JAKARTA - Badan Meteorologi Klimatologi, dan Geofisika (BMKG) mengeluarkan peringatan dini potensi gelombang laut tinggi hingga mencapai ekstrem setinggi 9 meter di Laut Natuna Utara dan perairan utara Kepulauan Natuna.
Selain itu, BMKG mengungkapkan potensi gelombang tinggi juga terjadi di beberapa wilayah perairan pada 28 hingga 29 Januari 2023.

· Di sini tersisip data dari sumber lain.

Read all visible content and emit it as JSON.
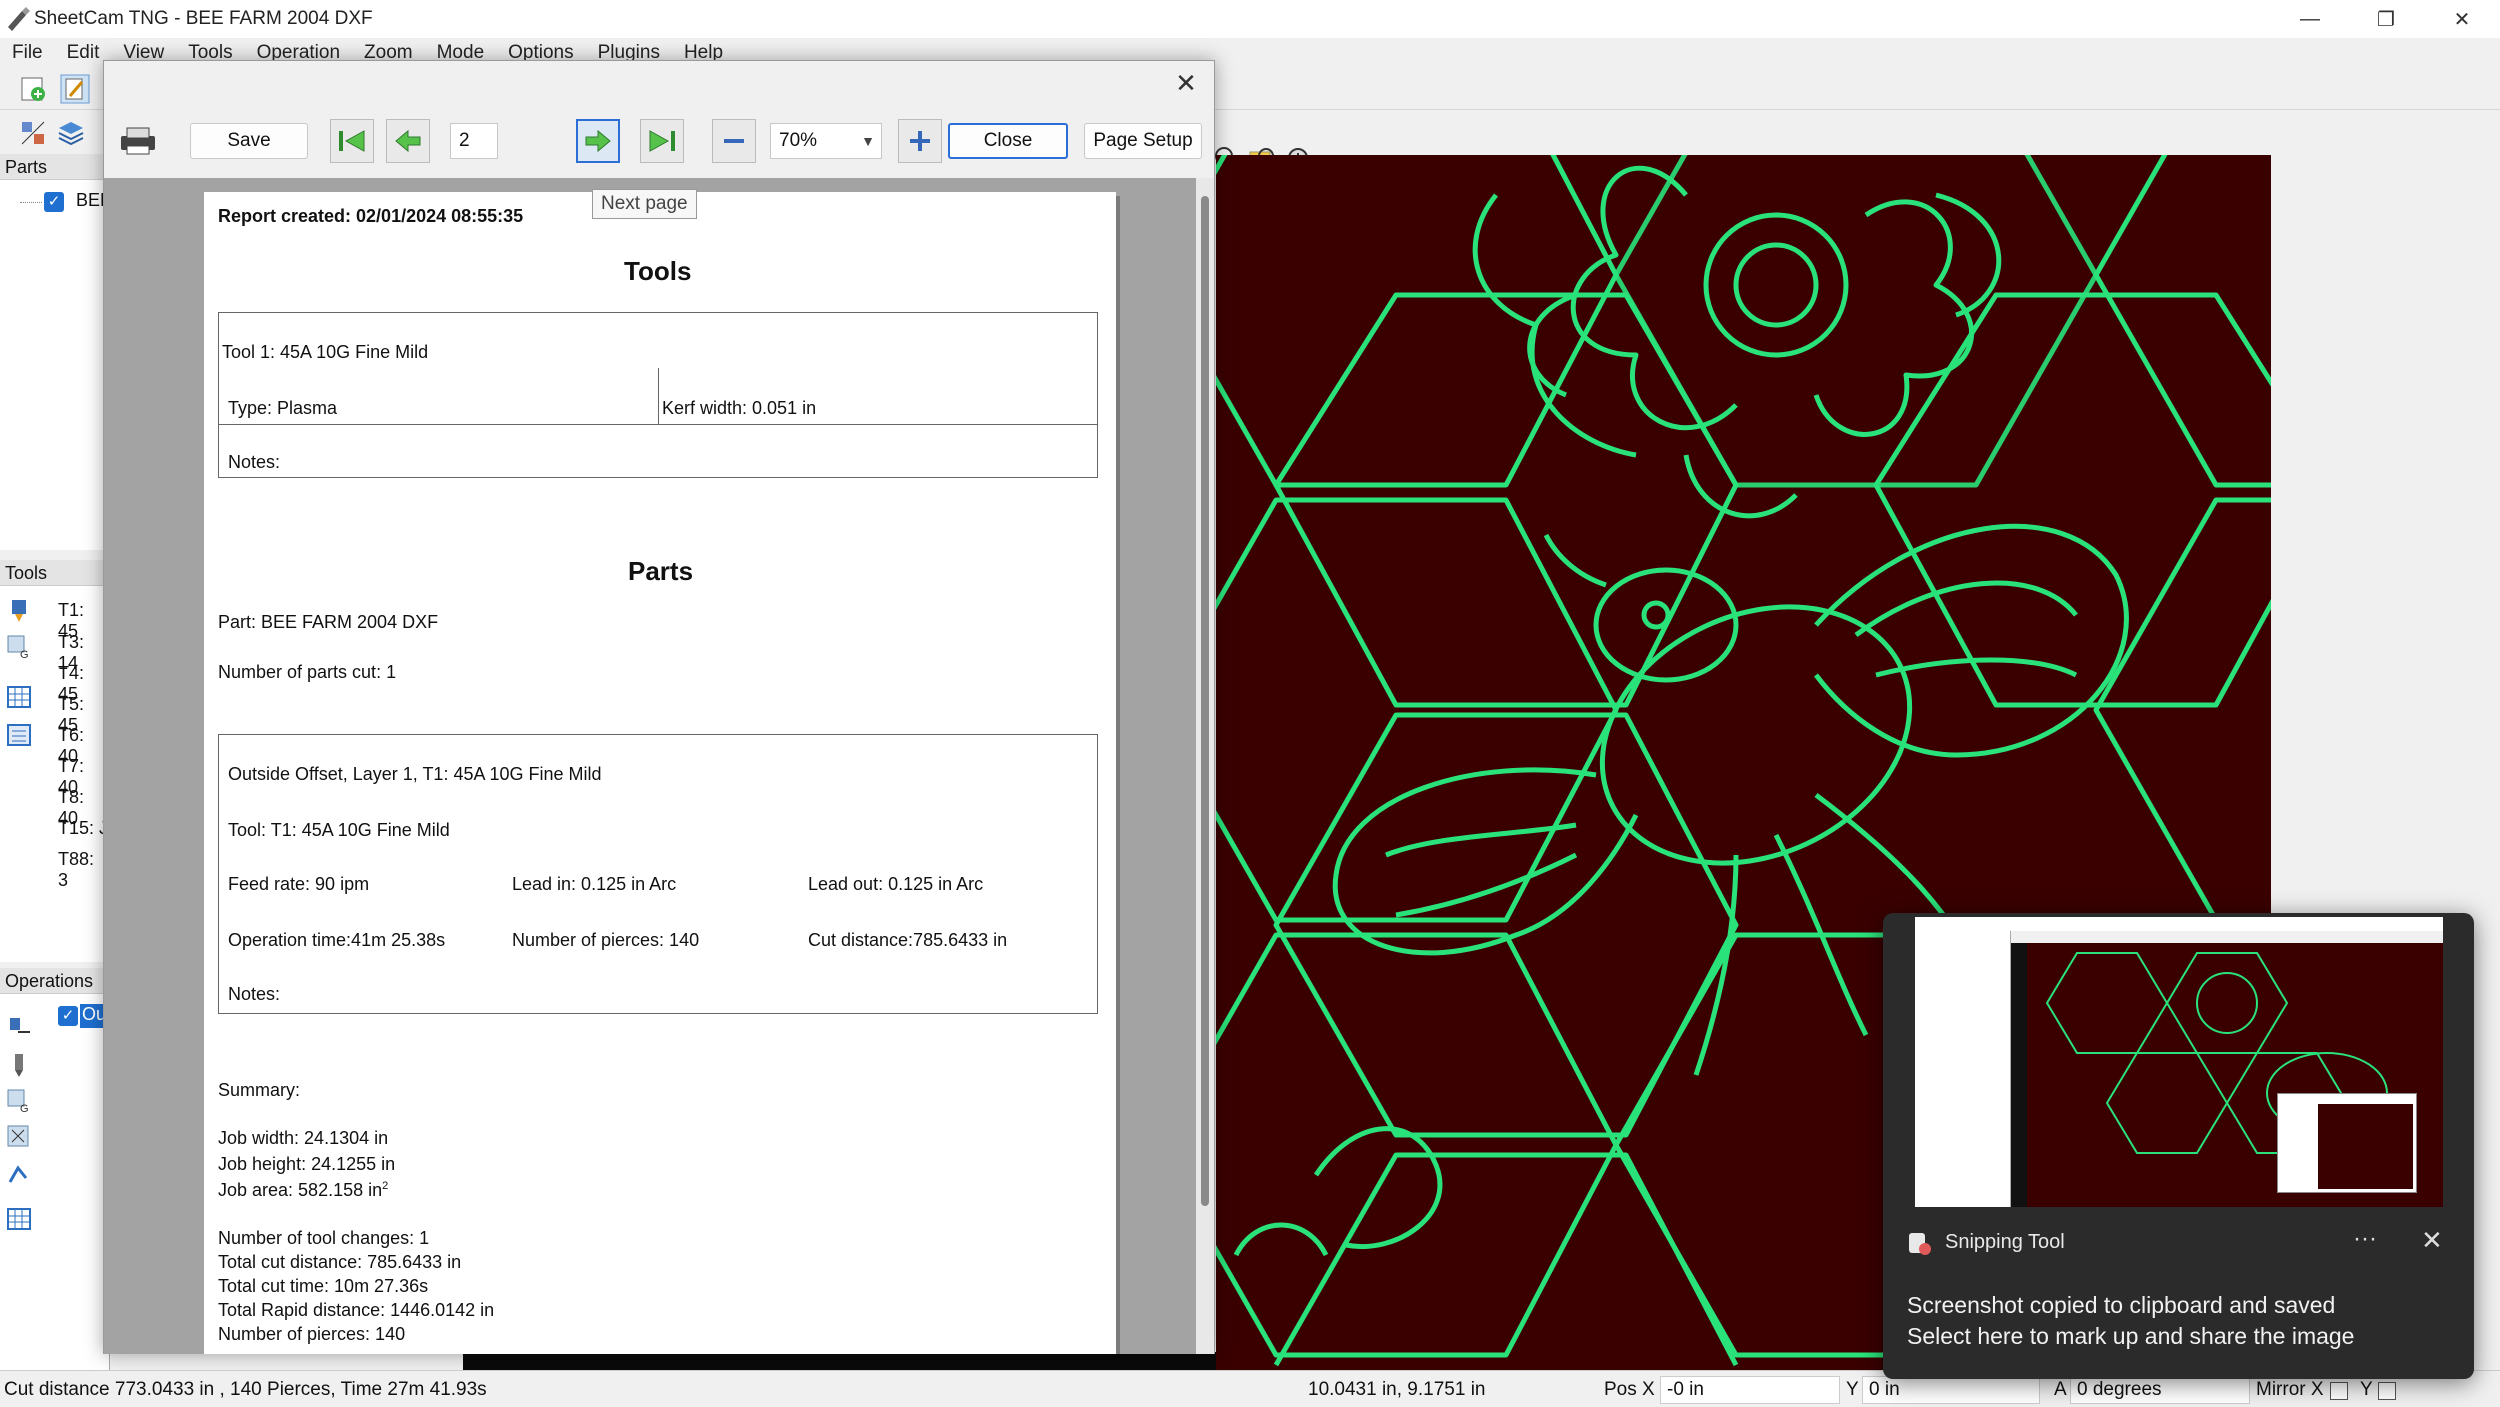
{
  "window": {
    "title": "SheetCam TNG - BEE FARM 2004 DXF",
    "min": "—",
    "max": "❐",
    "close": "✕"
  },
  "menu": [
    "File",
    "Edit",
    "View",
    "Tools",
    "Operation",
    "Zoom",
    "Mode",
    "Options",
    "Plugins",
    "Help"
  ],
  "panels": {
    "parts_title": "Parts",
    "parts_item": "BEE",
    "tools_title": "Tools",
    "tools": [
      "T1: 45",
      "T3: 14",
      "T4: 45",
      "T5: 45",
      "T6: 40",
      "T7: 40",
      "T8: 40",
      "T15: J",
      "T88: 3"
    ],
    "operations_title": "Operations",
    "operations_item": "Ou"
  },
  "dialog": {
    "save": "Save",
    "page": "2",
    "zoom": "70%",
    "close": "Close",
    "page_setup": "Page Setup",
    "tooltip": "Next page",
    "report_created": "Report created: 02/01/2024 08:55:35",
    "tools_heading": "Tools",
    "tool1": "Tool 1: 45A 10G Fine Mild",
    "type": "Type: Plasma",
    "kerf": "Kerf width: 0.051 in",
    "notes1": "Notes:",
    "parts_heading": "Parts",
    "part": "Part: BEE FARM 2004 DXF",
    "num_parts": "Number of parts cut: 1",
    "op_title": "Outside Offset, Layer 1, T1: 45A 10G Fine Mild",
    "op_tool": "Tool: T1: 45A 10G Fine Mild",
    "feed": "Feed rate: 90 ipm",
    "lead_in": "Lead in: 0.125 in Arc",
    "lead_out": "Lead out: 0.125 in Arc",
    "op_time": "Operation time:41m 25.38s",
    "pierces": "Number of pierces: 140",
    "cut_dist": "Cut distance:785.6433 in",
    "notes2": "Notes:",
    "summary": "Summary:",
    "job_width": "Job width: 24.1304 in",
    "job_height": "Job height: 24.1255 in",
    "job_area": "Job area: 582.158 in",
    "job_area_sup": "2",
    "tool_changes": "Number of tool changes: 1",
    "total_cut": "Total cut distance: 785.6433 in",
    "total_time": "Total cut time: 10m 27.36s",
    "total_rapid": "Total Rapid distance: 1446.0142 in",
    "total_pierces": "Number of pierces: 140"
  },
  "status": {
    "left": "Cut distance 773.0433 in , 140 Pierces, Time 27m 41.93s",
    "coords": "10.0431 in, 9.1751 in",
    "posx_label": "Pos X",
    "posx": "-0 in",
    "y_label": "Y",
    "y": "0 in",
    "a_label": "A",
    "a": "0 degrees",
    "mirror_label": "Mirror X",
    "mirror_y": "Y"
  },
  "toast": {
    "app": "Snipping Tool",
    "more": "···",
    "close": "✕",
    "line1": "Screenshot copied to clipboard and saved",
    "line2": "Select here to mark up and share the image"
  },
  "colors": {
    "canvas_bg": "#3a0000",
    "path": "#29e37a",
    "accent": "#2b6fd6",
    "toast_bg": "#2b2b2b"
  }
}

“Gelombang ekstrem di kisaran 6 - 9 meter berpeluang terjadi di Laut Natuna Utara dan perairan utara Kep. Natuna,” ungkap BMKG dalam keterangan resminya, Sabtu (28/1/2023).
BMKG mengatakan hal ini dipengaruhi oleh adanya pola angin di wilayah Indonesia bagian utara dominan bergerak dari Utara-Timur dengan kecepatan angin berkisar 5-30 knot, sedangkan di wilayah Indonesia bagian selatan dominan bergerak dari Barat Daya-Barat Laut dengan kecepatan angin berkisar 5-25 knot.

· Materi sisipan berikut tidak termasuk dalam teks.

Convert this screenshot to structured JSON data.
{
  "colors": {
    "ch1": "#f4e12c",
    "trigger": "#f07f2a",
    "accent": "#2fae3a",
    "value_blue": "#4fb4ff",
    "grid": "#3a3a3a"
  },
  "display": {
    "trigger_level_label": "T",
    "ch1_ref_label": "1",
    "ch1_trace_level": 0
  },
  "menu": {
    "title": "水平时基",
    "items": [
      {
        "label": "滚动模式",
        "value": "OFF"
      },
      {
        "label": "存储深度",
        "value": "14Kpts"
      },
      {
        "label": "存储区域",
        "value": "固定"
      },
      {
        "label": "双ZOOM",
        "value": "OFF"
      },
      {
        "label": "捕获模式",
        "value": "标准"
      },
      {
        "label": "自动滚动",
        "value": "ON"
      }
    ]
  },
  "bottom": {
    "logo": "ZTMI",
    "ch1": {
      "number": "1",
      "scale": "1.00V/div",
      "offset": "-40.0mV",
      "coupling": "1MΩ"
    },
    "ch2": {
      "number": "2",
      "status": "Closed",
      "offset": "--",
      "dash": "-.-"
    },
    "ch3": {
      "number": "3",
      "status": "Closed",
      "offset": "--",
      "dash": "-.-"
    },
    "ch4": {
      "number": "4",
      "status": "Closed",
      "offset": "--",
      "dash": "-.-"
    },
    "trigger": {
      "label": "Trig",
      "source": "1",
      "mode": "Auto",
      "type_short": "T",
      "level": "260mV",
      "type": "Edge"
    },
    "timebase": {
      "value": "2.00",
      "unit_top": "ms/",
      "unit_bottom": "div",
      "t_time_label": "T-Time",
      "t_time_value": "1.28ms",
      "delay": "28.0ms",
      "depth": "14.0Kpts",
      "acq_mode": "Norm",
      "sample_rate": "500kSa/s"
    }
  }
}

“Kecepatan angin tertinggi terpantau di Laut Natuna Utara, perairan Kep. Anambas-Kepulauan Natuna, perairan timur Bintan, perairan barat Kepulauan Mentawai, perairan barat Enggano, perairan barat Lampung dan Selat Sunda,” kata BMKG.
Kondisi ini, kata BMKG juga menyebabkan terjadinya peluang peningkatan gelombang setinggi 1.25 hingga 2.5 meter di Selat Malaka, perairan barat Aceh-Nias, perairan selatan Jawa Barat-Sumba, Selat Bali, Lombok, Alas bagian selatan, Selat Sape bagian selatan, Selat Sumba bagian barat, perairan selatan Pulau Sumba, perairan P. Sawu, Laut Sawu, Samudra Hindia Selatan Bali-NTT.